The 2018 Female Offender Strategy
From 2017 to 2022, there was a decrease of women in prison from 3,958 to 3,219. However, the Ministry of Justice predicts that the current number could increase by a third over the next three years. Four years earlier in 2018, they had recognised that women who offend often have complex needs with many experiencing mental health problems, substance misuse, homelessness, abuse, and trauma. In response to this, the Ministry of Justice set up the 2018 Female Offender Strategy.
The strategy aimed to improve Out of Court Disposals as an alternative to custodial sentences. This would divert women away from custody so that they could be helped rather than punished. However, while the strategy seemed promising, there is little evidence that women have been diverted away from prison sentences.
Factors that Contribute to Female Offending
A new report investigated the factors which contribute to women offending. Most women in prison have experienced trauma in their life which can contribute to mental health problems, homelessness, and addiction, all of which are factors that can lead to offending. About 53% of women in prison have experienced child abuse and more than half have experienced domestic violence.
Women in prison are five times more likely to have mental health issues compared to women in the general population. The majority of them are suffering from mental health problems with 65% suffering from depression. Self-harm and suicide are also alarmingly common. There are 23% of self-harm incidents in prison carried out by women despite them representing only five percent of the prison population. In addition, 46% of women in prison attempt suicide at some point and they are forty-times more likely to attempt suicide when they leave prison compared to women in the general population.
Homelessness is also a major problem for women in prison. Over 50% of women at HMP Bronzefield, the largest women’s prison in the UK, are released into homelessness every year. Because prison sentences for women are often short, those who enter prison with unstable housing often do not have time to secure housing before they leave. It is common to fall into a cycle of homelessness and reoffending. Many women will want to go back to prison because it offers a warm place, three meals a day, and relative safety compared to the street where they are easy targets of violence and even sex trafficking.
Taking drugs is a common way to deal with trauma and mental health problems. It provides a relief or a numbing from feelings. It is no secret that drugs are a big problem for those in the prison system. Six in ten women reported using Class A drugs in the four weeks before they were arrested, over half reported committing a crime to support someone else’s drug use, and 49% had a drug use problem before arriving in prison.

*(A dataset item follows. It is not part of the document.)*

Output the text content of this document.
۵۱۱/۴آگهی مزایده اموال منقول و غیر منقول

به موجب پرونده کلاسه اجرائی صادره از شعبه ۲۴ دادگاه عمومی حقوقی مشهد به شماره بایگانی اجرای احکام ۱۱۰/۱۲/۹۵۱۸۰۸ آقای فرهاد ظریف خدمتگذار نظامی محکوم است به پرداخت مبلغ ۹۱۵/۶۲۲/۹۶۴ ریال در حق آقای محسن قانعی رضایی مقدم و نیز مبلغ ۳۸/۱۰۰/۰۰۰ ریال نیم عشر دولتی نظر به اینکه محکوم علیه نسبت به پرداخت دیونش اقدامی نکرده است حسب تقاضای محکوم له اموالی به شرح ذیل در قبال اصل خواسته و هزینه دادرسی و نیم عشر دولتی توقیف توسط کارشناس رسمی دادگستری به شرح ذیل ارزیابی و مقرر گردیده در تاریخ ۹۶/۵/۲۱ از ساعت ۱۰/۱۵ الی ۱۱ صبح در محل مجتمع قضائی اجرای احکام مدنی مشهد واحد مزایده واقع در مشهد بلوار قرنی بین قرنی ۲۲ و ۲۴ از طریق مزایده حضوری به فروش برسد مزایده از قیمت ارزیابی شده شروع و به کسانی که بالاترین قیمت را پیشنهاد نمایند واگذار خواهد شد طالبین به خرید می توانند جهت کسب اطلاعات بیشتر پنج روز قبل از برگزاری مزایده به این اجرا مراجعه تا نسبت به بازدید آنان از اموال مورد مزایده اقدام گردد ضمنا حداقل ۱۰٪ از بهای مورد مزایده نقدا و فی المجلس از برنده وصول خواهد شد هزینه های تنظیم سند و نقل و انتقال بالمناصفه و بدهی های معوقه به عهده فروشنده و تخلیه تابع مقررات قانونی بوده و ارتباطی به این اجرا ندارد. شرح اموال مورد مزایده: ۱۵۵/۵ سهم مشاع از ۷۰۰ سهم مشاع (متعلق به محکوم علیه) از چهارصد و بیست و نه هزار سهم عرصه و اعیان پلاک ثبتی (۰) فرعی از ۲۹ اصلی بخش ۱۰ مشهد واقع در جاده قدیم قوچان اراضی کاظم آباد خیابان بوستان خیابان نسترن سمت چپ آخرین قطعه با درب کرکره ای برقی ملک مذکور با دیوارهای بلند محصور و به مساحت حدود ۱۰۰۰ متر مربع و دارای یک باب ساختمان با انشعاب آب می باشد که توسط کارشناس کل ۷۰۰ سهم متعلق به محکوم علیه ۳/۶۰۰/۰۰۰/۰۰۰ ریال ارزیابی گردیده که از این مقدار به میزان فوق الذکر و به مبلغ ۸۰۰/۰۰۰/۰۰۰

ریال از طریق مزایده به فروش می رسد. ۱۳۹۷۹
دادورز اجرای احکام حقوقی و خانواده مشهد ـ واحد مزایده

When women go to prison, they experience withdrawal symptoms as they do not have the same access to drugs. In prison they are monitored and treated; however, if their sentence is short, they may not have time to complete an addiction treatment program. Additionally, long-term sobriety requires a life-long commitment so being forced into it generally does not work. When women are released from prison, they are more likely to overdose when they start taking again as their tolerance is lower than it was when they entered prison.
Most women are in prison for non-violent crimes. Short sentences do not allow them time to make improvements such as finding a home or getting treatment for substance use disorders. In fact, short sentences can make these problems worse. Crime is often the result of bigger societal problems such as homelessness and drug use, so to prevent women from offending, we need to focus on the reasons that women are committing crimes.
The factors that contribute to a high risk of committing crime feed into each other. If you have mental health problems and have become homeless, you are more likely to start taking drugs. This in turn exacerbates your mental health problems leading to continued drug use. Your drug problem costs a lot to maintain and makes it difficult to hold down employment, making it hard to find stable housing.
It costs approximately £65,000 per year to keep someone in HMP Bronzefield. It would be more effective to invest this money in community rehabilitation, mental health services, affordable housing, and addiction treatment services. These services should be made more accessible for those who have already committed crimes as well as those who are yet to commit crimes.
The 2018 Female Offender Strategy has fallen short in its support for women offenders. The government needs to make it clearer what funding will be used to develop women-specific pathways away from prison sentences and when these services will be in operation. For these pathways to be successful, they will need to address the reasons that women offend and reoffend. In this way they can develop preventative strategies rather than patching up a problem which has already occurred.